Is a home loan balance transfer worth it for a 1% rate reduction?

It depends on the outstanding principal, remaining tenure, and transfer cost. On ₹40L outstanding with 12 years remaining, a 1% cut saves ₹1,533/month. If transfer costs ₹57,000, payback is 37 months. With 10+ years remaining, it is usually worth it.

What are the costs of a home loan balance transfer?

Processing fee: 0.5–1% of outstanding loan (₹20,000–40,000 on ₹40L). Legal charges, valuation fees: ₹5,000–15,000. GST on processing fee. Total: ₹30,000–60,000 typically.

How do I calculate if a balance transfer is worth it?

Monthly EMI saving = old EMI − new EMI. Payback months = total transfer cost ÷ monthly saving. If payback months < remaining tenure, the transfer is financially worthwhile.
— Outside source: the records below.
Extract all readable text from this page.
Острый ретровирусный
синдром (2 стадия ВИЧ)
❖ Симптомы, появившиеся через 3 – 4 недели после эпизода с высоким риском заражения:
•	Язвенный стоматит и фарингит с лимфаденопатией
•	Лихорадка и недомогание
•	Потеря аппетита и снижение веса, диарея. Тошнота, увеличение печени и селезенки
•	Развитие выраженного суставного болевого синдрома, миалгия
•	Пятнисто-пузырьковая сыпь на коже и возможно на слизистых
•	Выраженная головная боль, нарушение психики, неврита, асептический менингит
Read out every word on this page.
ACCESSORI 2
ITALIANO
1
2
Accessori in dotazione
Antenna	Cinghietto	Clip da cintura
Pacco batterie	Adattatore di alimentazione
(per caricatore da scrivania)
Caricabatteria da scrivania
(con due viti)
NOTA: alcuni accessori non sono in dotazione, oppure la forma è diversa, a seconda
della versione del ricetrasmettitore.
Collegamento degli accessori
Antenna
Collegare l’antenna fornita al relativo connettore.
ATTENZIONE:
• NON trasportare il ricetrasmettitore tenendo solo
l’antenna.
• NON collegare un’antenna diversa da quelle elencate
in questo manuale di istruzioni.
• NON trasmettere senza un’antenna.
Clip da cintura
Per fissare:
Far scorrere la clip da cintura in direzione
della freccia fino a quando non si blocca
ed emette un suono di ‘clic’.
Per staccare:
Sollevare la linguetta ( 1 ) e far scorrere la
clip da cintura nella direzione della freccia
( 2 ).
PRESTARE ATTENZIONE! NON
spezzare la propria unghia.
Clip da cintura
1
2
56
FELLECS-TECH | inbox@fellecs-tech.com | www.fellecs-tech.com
What is the minimum outstanding balance for a home loan balance transfer?

Most banks require at least ₹10L outstanding and 5+ years of remaining tenure for a balance transfer to be administratively viable. Below this, the savings rarely justify the paperwork.

Can I negotiate with my existing bank instead of transferring?

Yes — and you should try this first. Banks routinely match competitor rates for existing customers with good repayment history to avoid losing them. A written request citing a specific competitor offer often works without any transfer cost.

Have you asked your current bank to match the competitor offer before starting the balance transfer paperwork?